Comment réagissait la population envers les mouvements des travailleurs ?
Elle était très solidaire. Un groupe de femmes dont ma mère, Foutin Kobbany, s’est mobilisé pour venir en aide aux grévistes et aux prisonniers. En 1920, les cochers, réclamant une hausse des tarifs qui n’avaient pas été révisés comme prévu, sont entrés en grève durant deux mois. Ils ont tenu bon, sans salaire, grâce à la solidarité de ce groupe de femmes issues de la population : des voisines, des amies, des parentes, et souvent des plus vulnérables d’entre elles. Elles ont assuré les repas et les besoins des conducteurs de carrosses et de leurs familles. Elles ont fait de même pour les prisonniers communistes, accusés d’incitation à la rébellion et à la désobéissance. Leurs voisins et amis leur apportaient de la nourriture en prison.

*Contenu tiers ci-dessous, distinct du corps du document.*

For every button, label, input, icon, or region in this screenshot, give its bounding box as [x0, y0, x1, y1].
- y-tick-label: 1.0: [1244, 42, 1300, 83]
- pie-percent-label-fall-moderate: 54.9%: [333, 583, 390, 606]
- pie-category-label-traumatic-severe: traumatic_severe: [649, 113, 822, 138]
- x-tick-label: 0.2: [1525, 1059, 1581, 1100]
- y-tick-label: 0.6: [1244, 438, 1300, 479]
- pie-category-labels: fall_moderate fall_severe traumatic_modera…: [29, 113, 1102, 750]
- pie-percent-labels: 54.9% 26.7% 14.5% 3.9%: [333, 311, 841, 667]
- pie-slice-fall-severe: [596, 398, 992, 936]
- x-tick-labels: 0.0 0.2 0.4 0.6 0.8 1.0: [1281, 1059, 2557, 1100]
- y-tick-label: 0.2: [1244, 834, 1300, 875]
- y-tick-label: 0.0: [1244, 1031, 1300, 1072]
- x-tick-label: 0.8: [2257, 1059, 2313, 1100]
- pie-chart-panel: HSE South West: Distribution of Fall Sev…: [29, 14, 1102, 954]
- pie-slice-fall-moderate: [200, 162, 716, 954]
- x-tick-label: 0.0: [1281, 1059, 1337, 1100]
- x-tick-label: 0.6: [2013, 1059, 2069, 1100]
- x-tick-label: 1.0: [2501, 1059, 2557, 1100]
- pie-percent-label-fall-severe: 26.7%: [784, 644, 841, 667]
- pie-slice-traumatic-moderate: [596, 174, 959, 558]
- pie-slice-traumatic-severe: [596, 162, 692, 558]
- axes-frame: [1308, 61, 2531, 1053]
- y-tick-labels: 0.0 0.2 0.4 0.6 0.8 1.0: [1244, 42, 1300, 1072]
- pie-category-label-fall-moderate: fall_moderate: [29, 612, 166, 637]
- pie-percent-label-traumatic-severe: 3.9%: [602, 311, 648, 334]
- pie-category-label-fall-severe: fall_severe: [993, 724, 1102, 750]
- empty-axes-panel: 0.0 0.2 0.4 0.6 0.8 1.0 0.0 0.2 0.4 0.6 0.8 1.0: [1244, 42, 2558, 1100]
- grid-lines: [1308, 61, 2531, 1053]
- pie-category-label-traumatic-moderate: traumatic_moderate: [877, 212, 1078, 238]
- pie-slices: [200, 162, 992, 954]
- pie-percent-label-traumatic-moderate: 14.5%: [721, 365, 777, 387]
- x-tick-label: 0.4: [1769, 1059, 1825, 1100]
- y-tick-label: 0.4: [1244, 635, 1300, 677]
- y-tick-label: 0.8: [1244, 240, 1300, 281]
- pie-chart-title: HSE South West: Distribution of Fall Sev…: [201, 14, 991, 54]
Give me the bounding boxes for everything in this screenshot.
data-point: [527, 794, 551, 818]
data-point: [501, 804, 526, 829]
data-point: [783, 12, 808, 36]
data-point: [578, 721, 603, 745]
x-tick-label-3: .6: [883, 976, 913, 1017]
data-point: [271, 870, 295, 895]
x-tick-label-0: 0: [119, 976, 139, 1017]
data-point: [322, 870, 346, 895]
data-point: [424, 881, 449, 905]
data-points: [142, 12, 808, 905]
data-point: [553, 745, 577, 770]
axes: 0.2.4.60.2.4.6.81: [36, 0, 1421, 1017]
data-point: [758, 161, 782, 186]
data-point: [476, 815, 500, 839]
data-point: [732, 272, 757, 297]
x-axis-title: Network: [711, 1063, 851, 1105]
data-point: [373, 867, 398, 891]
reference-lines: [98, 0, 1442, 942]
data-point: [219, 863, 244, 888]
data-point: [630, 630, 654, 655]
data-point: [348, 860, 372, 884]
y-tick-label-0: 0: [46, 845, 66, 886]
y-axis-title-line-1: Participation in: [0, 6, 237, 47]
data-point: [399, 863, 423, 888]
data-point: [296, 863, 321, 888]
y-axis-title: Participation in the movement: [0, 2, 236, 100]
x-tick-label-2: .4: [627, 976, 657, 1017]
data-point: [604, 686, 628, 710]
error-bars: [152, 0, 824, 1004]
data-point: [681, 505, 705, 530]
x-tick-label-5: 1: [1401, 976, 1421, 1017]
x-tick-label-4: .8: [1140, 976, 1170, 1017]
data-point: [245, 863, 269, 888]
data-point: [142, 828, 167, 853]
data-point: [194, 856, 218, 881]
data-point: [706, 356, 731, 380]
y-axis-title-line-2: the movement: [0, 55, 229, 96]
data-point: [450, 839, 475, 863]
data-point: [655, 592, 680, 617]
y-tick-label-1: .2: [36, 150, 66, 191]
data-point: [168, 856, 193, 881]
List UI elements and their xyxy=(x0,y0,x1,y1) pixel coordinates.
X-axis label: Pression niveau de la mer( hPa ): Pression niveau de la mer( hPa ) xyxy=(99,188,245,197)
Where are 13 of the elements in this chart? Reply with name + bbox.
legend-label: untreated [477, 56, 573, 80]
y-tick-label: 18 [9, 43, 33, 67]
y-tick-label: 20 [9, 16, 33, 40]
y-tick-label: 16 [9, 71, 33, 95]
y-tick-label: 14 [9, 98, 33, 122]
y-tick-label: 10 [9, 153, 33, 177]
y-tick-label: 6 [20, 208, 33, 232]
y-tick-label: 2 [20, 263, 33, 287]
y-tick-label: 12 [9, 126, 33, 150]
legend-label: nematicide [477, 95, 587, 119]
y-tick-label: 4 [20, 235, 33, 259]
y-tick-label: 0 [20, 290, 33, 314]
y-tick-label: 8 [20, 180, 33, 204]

À partir de 1923, de nouveaux mouvements plus larges apparaissent, cette fois à Nahr el Kalb coïncidant avec le centenaire du 1er Mai, dont la première célébration officielle a lieu en 1924.
Les autorités françaises interdisant la fête du 1er Mai, les travailleurs se réunissent clandestinement dans la forêt, sur les rives de Nahr el-Kalb. Et cette fois, des participants viennent de régions éloignées. Le comble, c’est qu’il y avait même une délégation ouvrière française : des marins français en mission au Liban se joignent au rassemblement secret, affichant leur solidarité avec les travailleurs libanais.
La fête prend des allures de festival. Ces liens avec les syndicats communistes français se renforcent, et en 1925, une commission d’organisation syndicale établit des liens avec l’Internationale syndicale rouge et avec la CGT en France, donc avec les groupements syndicaux d’ouvriers et de travailleurs à l’étranger.
La CGT va jouer deux rôles au Liban : d’une part par l’intermédiaire des ingénieurs français travaillant au Liban, qui encouragent les travailleurs libanais à se former à l’action syndicale ; et d’autres, en se rapprochant des étudiants libanais afin de les sensibiliser au travail syndical.
Ce que j’ai du mal à comprendre, c’est la politique de deux poids deux mesures des autorités françaises de l’époque. Ils bloquaient toute tentative de formation syndicale au Liban, alors que dans leur propre pays, les syndicats étaient reconnus.
En 1890, une conférence syndicale mondiale s’est tenue à Paris. C’est en ce sens que j’en veux au pouvoir français pour son comportement colonial au Liban. Cette conférence s’est tenue à l’occasion du Premier Mai, afin de discuter des mouvements syndicaux au niveau mondial. Lors de cette conférence, pour la première fois, le Premier Mai a été proclamé comme la Journée internationale des travailleurs, en mémoire des évènements de 1870 à Chicago, où une manifestation importante d’ouvriers a eu lieu dans les usines, malgré son interdiction par l’État. Des affrontements avec la police ont tourné au bain de sang des deux côtés. L’épisode s’est terminé par l’arrestation, puis l’exécution des leaders syndicaux.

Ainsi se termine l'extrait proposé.